Com relação ao caso “Epstein”, Trump rebateu dizendo que tudo já foi esclarecido, mas o estrago já estava feito: Musk, que gastou quase US$ 300 milhões para eleger Trump e parlamentares republicanos em 2024, agora ameaça virar o jogo e se tornar o maior financiador da oposição. Cadê a ideologia? Desapareceu como fumaça…

Vance: O bombeiro

J.D.Vance: O “bombeiro” na disputa pública entre o presidente Donald Trump e Elon Musk

No meio do incêndio, surge J.D. Vance, vice-presidente e figura vista como “moderada” nesse contexto, tentando evitar que a briga destrua de vez a unidade republicana.
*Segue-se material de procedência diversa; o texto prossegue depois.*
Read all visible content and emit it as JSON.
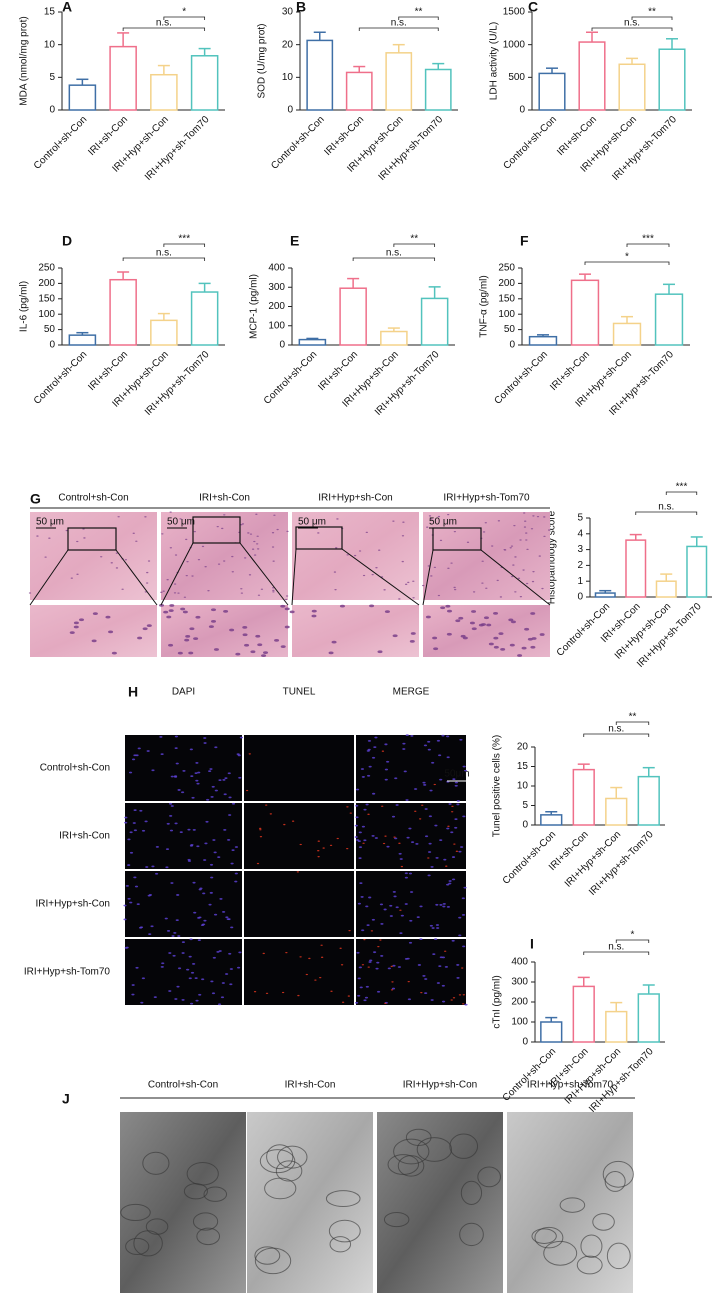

Em entrevista, Vance classificou como “um grande erro” o ataque de Musk a Trump, mas tentou justificar dizendo que Musk é “emocional” e que espera que um dia ele “volte ao grupo”. O discurso é típico de quem sabe que, sem o dinheiro e a influência de Musk, o trumpismo perde força — e não pode se dar ao luxo de romper de vez com o bilionário que, de fiel amigo pode ser tornar um formidável adversário. Como já dissemos em outra oportunidade, “nós torcemos pela briga“. Eles se merecem. Que se mordam.

Autofagia e Hipocrisia

O episódio é didático: a extrema-direita, que se vende como antissistema, é, na prática, um condomínio de interesses privados e egos inflados. Quando o dinheiro e o poder entram em rota de colisão, a máscara cai — e o que sobra é um espetáculo de autofagia, ameaças e chantagens públicas. Vance pode até tentar salvar as aparências, mas o trumpismo já mostrou que, quando o jogo aperta, não há lealdade que resista ao cheiro de sangue, poder e dinheiro.

A briga em forma de show mediático, espetáculo, de Trump-Musk-Bannon-Vance é só o sintoma mais recente de uma direita que, incapaz de conviver com divergências, resolve tudo na base do grito, da ameaça e da chantagem.